差がつくのは、AIを使うかどうかではない。どんな問いを投げているかだ。
「答えを聞く」で止まる子
伸び悩む子のAIの使い方には、共通の型がある。問題文をそのまま貼り付けて、「答えを教えて」。返ってきた答えを写して、終わり。
これは、解答冊子を最初から開いているのと変わらない。むしろ悪い。冊子なら「なぜこの解法なのか」を自分で考える余地が残るが、AIは聞けば理由まで滑らかに説明してくれる。わかった気になるスピードだけが上がっていく。
去年見ていた高校生も、最初はこのパターンだった。模試の数学が伸びない。ノートはAIの解説で埋まっているのに、似た問題が出ると手が止まる。「読んだ」が「使える」になっていなかった。
「質問を磨く」に進む子
一方、伸びる子は、AIに投げる問いが一段細かい。
「この解き方は分かったけど、なぜ最初に場合分けしようと思えるのか、その判断基準だけ教えて」。「自分はここで方針を間違えた。同じミスをする人の思考のクセは何か」。答えではなく、自分のつまずきの構造を聞いている。
この子たちは、AIを答案製造機ではなく、自分専用の質問相手として使っている。問いの解像度が上がるほど、返ってくる情報の質も上がる。そして問いを立てる過程そのものが、いちばんの勉強になっている。
明治大の情報系に合格した教え子は、AIとのやり取りを毎回1行で要約してプリント余白に書き残していた。「今日AIに聞いて一番効いた質問」だけを残す。半年で、問いの立て方が見違えた。
家庭で今日から試せる一手
特別な能力の話ではない。問いの粒度の差でしかない。そして、これは声かけ一つで変わる。

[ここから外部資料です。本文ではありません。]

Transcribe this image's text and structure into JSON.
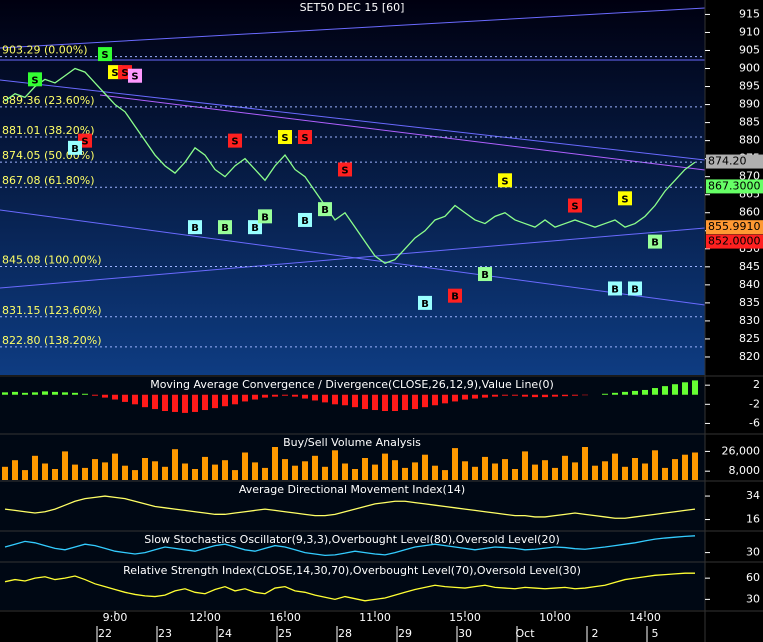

お子さんがAIで宿題を片付けていたら、答えを取り上げる必要はない。代わりにこう聞いてみてほしい。「AIに、次はどんな質問をしたら、もっと自分のためになると思う?」
答えを禁止するのではなく、問いを一段深くさせる。AI時代の学力は、検索の速さではなく、質問の解像度で決まっていく。ここを早く伝えられた子から、伸びていく。